University of Cyprus Professor Triantafyllos Stylianopoulos has received €2.5m in funding from the European Research Council to continue his research into fighting drug-resistance in pancreatic cancer – namely, his MechanoResistance project.

“I feel honoured and thankful to the European Research Council (ERC) for the continuous support of my research, first with an ERC Starting Grant, currently with an ERC Consolidator and now with an ERC Advanced Grant as well as with 3 Proof of Concepts,” Prof. Stylianopoulos said announcing the news. “I will continue to deliver and promote research and academic excellence at the University of Cyprus, in Cyprus and Europe. “

He went on to thank the members of the Cancer Biophysics Laboratory for their commitment, as well as his collaborators Maria Kalli and John D. Martin for supporting him in the preparation of the proposal. He also thanked the German Oncology Center and Dr Constantinos Zamboglou for supporting the clinical study of the proposal.

“I look forward to working with all of them on this exciting and of urgent clinical need project,” the professor concluded.

The MechanoResistance project – which was also selected by the ERC among six examples of projects proposed by leading researchers, based in Denmark, Germany, France, Spain, Cyprus, and Poland – explores ways of overcoming mechanically-induced resistance to chemo-immunotherapy in pancreatic cancer.

Pancreatic cancer is the fourth leading cause of cancer-related deaths in Europe, behind lung, colorectal, and breast cancer. Thus, developing novel therapeutic strategies is considered an urgent need to save human lives.

As in other solid cancers, a major obstacle to treatment is the compression of tumour blood vessels, drastically reducing delivery of drugs to cancer cells.
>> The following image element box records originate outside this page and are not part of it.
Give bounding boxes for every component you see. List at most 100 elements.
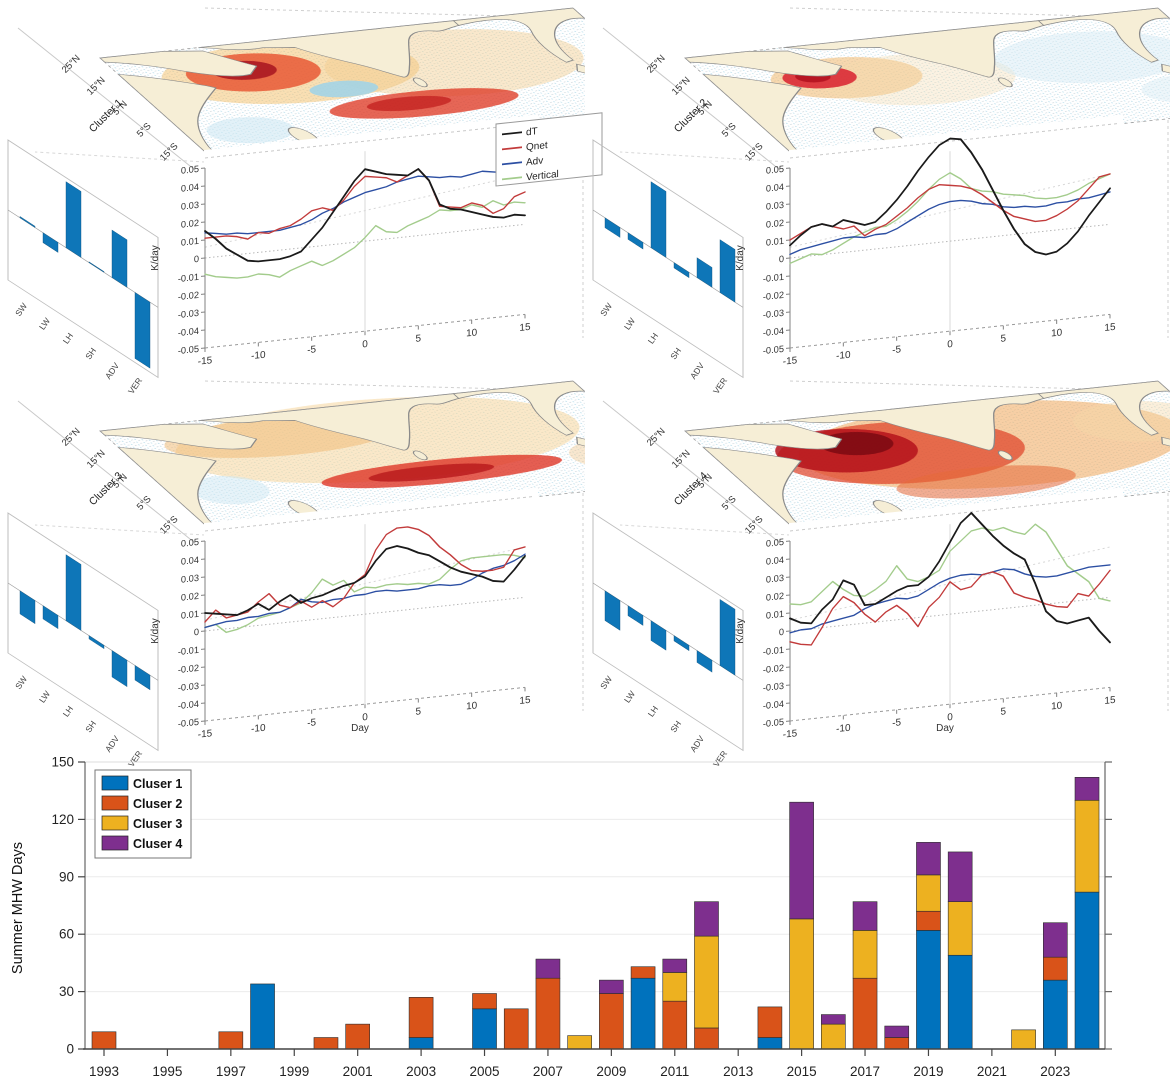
svg-text:2015: 2015: [787, 1064, 817, 1079]
timeseries-plot: 0.05 0.04 0.03 0.02 0.01 0 -0.01 -0.02 -0.03 -0.0…: [178, 488, 538, 741]
lat-label: 15°N: [85, 75, 108, 98]
map-face: [684, 7, 1170, 159]
svg-text:-0.03: -0.03: [763, 681, 784, 693]
svg-text:120: 120: [51, 812, 74, 827]
map-face: [99, 380, 585, 532]
svg-text:10: 10: [466, 700, 478, 712]
stacked-legend: Cluser 1 Cluser 2 Cluser 3 Cluser 4: [94, 769, 192, 859]
svg-text:5: 5: [1001, 333, 1007, 345]
svg-text:-0.05: -0.05: [178, 717, 199, 729]
svg-text:-5: -5: [307, 344, 316, 356]
svg-text:-5: -5: [892, 717, 901, 729]
lat-label: 15°N: [85, 448, 108, 471]
series-Vertical: [204, 200, 526, 279]
svg-text:0.04: 0.04: [766, 555, 784, 567]
svg-text:-0.04: -0.04: [763, 326, 784, 338]
stacked-bars-plot: 0 30 60 90 120 150 1993 1995 1997 1999 2001 2003 200…: [51, 755, 1112, 1079]
svg-text:2009: 2009: [596, 1064, 626, 1079]
svg-text:2005: 2005: [469, 1064, 499, 1079]
svg-text:-0.02: -0.02: [763, 663, 784, 675]
svg-text:-15: -15: [198, 355, 213, 368]
timeseries-plot: 0.05 0.04 0.03 0.02 0.01 0 -0.01 -0.02 -0.03 -0.0…: [178, 115, 538, 368]
svg-text:-0.05: -0.05: [763, 717, 784, 729]
svg-text:0.05: 0.05: [766, 537, 784, 549]
svg-text:SH: SH: [83, 346, 98, 361]
legend-line-adv: [502, 161, 522, 166]
lat-label: 15°S: [158, 514, 180, 536]
series-Vertical: [789, 172, 1111, 265]
legend-line-dT: [502, 131, 522, 136]
kday-axis-label: K/day: [150, 245, 161, 271]
map-face: [684, 380, 1170, 532]
legend-label-cluster4: Cluser 4: [133, 837, 182, 851]
legend-swatch-cluster2: [101, 795, 129, 811]
kday-axis-label: K/day: [735, 245, 746, 271]
svg-text:LH: LH: [646, 331, 660, 346]
svg-text:-10: -10: [251, 350, 266, 363]
svg-text:5: 5: [1001, 706, 1007, 718]
svg-text:0: 0: [362, 712, 368, 724]
series-Qnet: [789, 569, 1111, 646]
svg-text:-0.02: -0.02: [178, 663, 199, 675]
svg-text:1995: 1995: [152, 1064, 182, 1079]
svg-text:0: 0: [947, 339, 953, 351]
svg-text:-0.01: -0.01: [178, 272, 199, 284]
svg-text:1997: 1997: [216, 1064, 246, 1079]
svg-text:0.02: 0.02: [766, 591, 784, 603]
legend-label-cluster3: Cluser 3: [133, 817, 182, 831]
svg-text:30: 30: [59, 984, 74, 999]
svg-text:-0.02: -0.02: [763, 290, 784, 302]
svg-text:LH: LH: [646, 704, 660, 719]
series-legend: dT Qnet Adv Vertical: [495, 112, 603, 187]
svg-text:-0.03: -0.03: [763, 308, 784, 320]
series-Adv: [789, 564, 1111, 634]
svg-text:0.05: 0.05: [181, 164, 199, 176]
svg-text:90: 90: [59, 869, 74, 884]
svg-text:-0.02: -0.02: [178, 290, 199, 302]
svg-text:-15: -15: [783, 355, 798, 368]
legend-line-qnet: [502, 146, 522, 151]
svg-text:SW: SW: [598, 301, 614, 318]
svg-text:-10: -10: [836, 723, 851, 736]
legend-line-vertical: [502, 176, 522, 181]
lat-label: 15°N: [670, 75, 693, 98]
svg-text:0: 0: [194, 254, 199, 265]
svg-text:10: 10: [1051, 327, 1063, 339]
svg-text:60: 60: [59, 927, 74, 942]
lat-label: 25°N: [60, 426, 83, 449]
svg-text:-0.04: -0.04: [763, 699, 784, 711]
svg-text:0.03: 0.03: [181, 200, 199, 212]
svg-text:LW: LW: [37, 689, 52, 705]
legend-label-dT: dT: [526, 126, 538, 138]
svg-text:2013: 2013: [723, 1064, 753, 1079]
svg-text:2019: 2019: [913, 1064, 943, 1079]
svg-text:LW: LW: [37, 316, 52, 332]
svg-text:0.01: 0.01: [181, 236, 199, 248]
svg-text:10: 10: [466, 327, 478, 339]
svg-text:-10: -10: [251, 723, 266, 736]
svg-text:2011: 2011: [660, 1064, 689, 1079]
svg-text:0.05: 0.05: [181, 537, 199, 549]
svg-text:2021: 2021: [977, 1064, 1007, 1079]
svg-text:2017: 2017: [850, 1064, 880, 1079]
svg-text:2003: 2003: [406, 1064, 436, 1079]
svg-text:-0.01: -0.01: [763, 645, 784, 657]
mhw-y-axis-label: Summer MHW Days: [10, 842, 26, 974]
svg-text:0.02: 0.02: [181, 591, 199, 603]
series-dT: [204, 545, 526, 616]
svg-text:-5: -5: [307, 717, 316, 729]
series-Qnet: [204, 168, 526, 240]
svg-text:LW: LW: [622, 316, 637, 332]
svg-text:-0.05: -0.05: [763, 344, 784, 356]
svg-text:SH: SH: [83, 719, 98, 734]
svg-text:5: 5: [416, 333, 422, 345]
svg-text:0: 0: [194, 627, 199, 638]
svg-text:0.01: 0.01: [181, 609, 199, 621]
svg-text:-10: -10: [836, 350, 851, 363]
svg-text:0.04: 0.04: [181, 555, 199, 567]
kday-axis-label: K/day: [735, 618, 746, 644]
svg-text:0: 0: [947, 712, 953, 724]
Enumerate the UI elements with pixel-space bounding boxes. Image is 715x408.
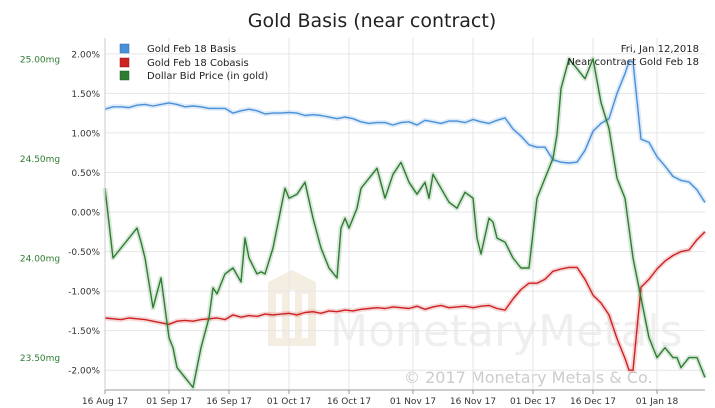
y-tick-label-left: 0.50% bbox=[71, 169, 100, 179]
y-tick-label-right: 24.00mg bbox=[20, 255, 60, 265]
x-tick-label: 16 Aug 17 bbox=[82, 397, 128, 407]
plot-area bbox=[102, 56, 708, 390]
y-tick-label-right: 23.50mg bbox=[20, 354, 60, 364]
x-tick-label: 01 Oct 17 bbox=[267, 397, 311, 407]
y-tick-label-left: 0.00% bbox=[71, 209, 100, 219]
series-glow-basis bbox=[104, 59, 708, 204]
x-tick-label: 16 Sep 17 bbox=[206, 397, 252, 407]
y-tick-label-right: 25.00mg bbox=[20, 55, 60, 65]
y-tick-label-left: 1.50% bbox=[71, 90, 100, 100]
legend-swatch-basis bbox=[119, 43, 130, 54]
y-tick-label-left: -1.00% bbox=[68, 288, 100, 298]
annotation-date: Fri, Jan 12,2018 bbox=[621, 44, 699, 55]
watermark-brand: MonetaryMetals bbox=[330, 306, 683, 357]
y-tick-label-left: -2.00% bbox=[68, 367, 100, 377]
legend-item-basis[interactable]: Gold Feb 18 Basis bbox=[119, 43, 236, 55]
legend-label-cobasis: Gold Feb 18 Cobasis bbox=[147, 58, 249, 69]
y-tick-label-left: 1.00% bbox=[71, 129, 100, 139]
y-tick-label-left: -0.50% bbox=[68, 248, 100, 258]
legend-item-dollar[interactable]: Dollar Bid Price (in gold) bbox=[119, 70, 268, 82]
y-tick-label-left: 2.00% bbox=[71, 50, 100, 60]
grid bbox=[104, 38, 705, 390]
annotation-contract: Near contract Gold Feb 18 bbox=[567, 57, 699, 68]
series-line-basis[interactable] bbox=[104, 61, 706, 203]
legend-label-basis: Gold Feb 18 Basis bbox=[147, 44, 236, 55]
legend-item-cobasis[interactable]: Gold Feb 18 Cobasis bbox=[119, 57, 249, 69]
x-tick-label: 16 Oct 17 bbox=[327, 397, 371, 407]
legend-swatch-cobasis bbox=[119, 57, 130, 68]
x-tick-label: 01 Dec 17 bbox=[510, 397, 556, 407]
x-tick-label: 16 Nov 17 bbox=[450, 397, 496, 407]
x-tick-label: 01 Nov 17 bbox=[390, 397, 436, 407]
series-line-cobasis[interactable] bbox=[104, 231, 706, 371]
legend-swatch-dollar bbox=[119, 70, 130, 81]
x-tick-label: 16 Dec 17 bbox=[570, 397, 616, 407]
watermark-copyright: © 2017 Monetary Metals & Co. bbox=[404, 368, 653, 387]
x-tick-label: 01 Sep 17 bbox=[146, 397, 192, 407]
legend: Gold Feb 18 Basis Gold Feb 18 Cobasis Do… bbox=[119, 43, 268, 82]
x-tick-label: 01 Jan 18 bbox=[636, 397, 679, 407]
axes: 2.00% 1.50% 1.00% 0.50% 0.00% -0.50% -1.00% -1.… bbox=[20, 38, 705, 407]
y-tick-label-right: 24.50mg bbox=[20, 155, 60, 165]
watermark: MonetaryMetals bbox=[268, 270, 683, 357]
series-line-dollar[interactable] bbox=[104, 58, 706, 389]
watermark-logo-icon bbox=[268, 270, 316, 346]
legend-label-dollar: Dollar Bid Price (in gold) bbox=[147, 71, 268, 82]
chart-title: Gold Basis (near contract) bbox=[248, 10, 496, 32]
y-tick-label-left: -1.50% bbox=[68, 327, 100, 337]
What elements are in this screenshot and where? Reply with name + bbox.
In recent years, Triantafyllos Stylianopoulos found a method to make it easier for drugs to reach the tumour. Nevertheless, he observed the phenomenon of "mechanoresistance" in which intratumoral mechanical forces promote resistance of cancer cells to chemotherapy.

With his interdisciplinary team, he will tackle this rarely studied problem. His plan is to first employ a mixture of cutting-edge bioengineering and biology methods to identify the intracellular mechanisms that lead to mechanoresistance. Then, Prof. Stylianopoulos will use different drugs to see if they can counteract mechanoresistance to increase the efficacy of chemotherapy. Overall, his project aims to design new, personalised treatments for pancreatic cancer and make a difference for patients.

Triantafyllos Stylianopoulos moved from the US to the University of Cyprus in 2013, where he could establish a state-of-the-art lab thanks to ERC support through a Starting Grant, a Consolidator Grant and three Proof of Concept grants.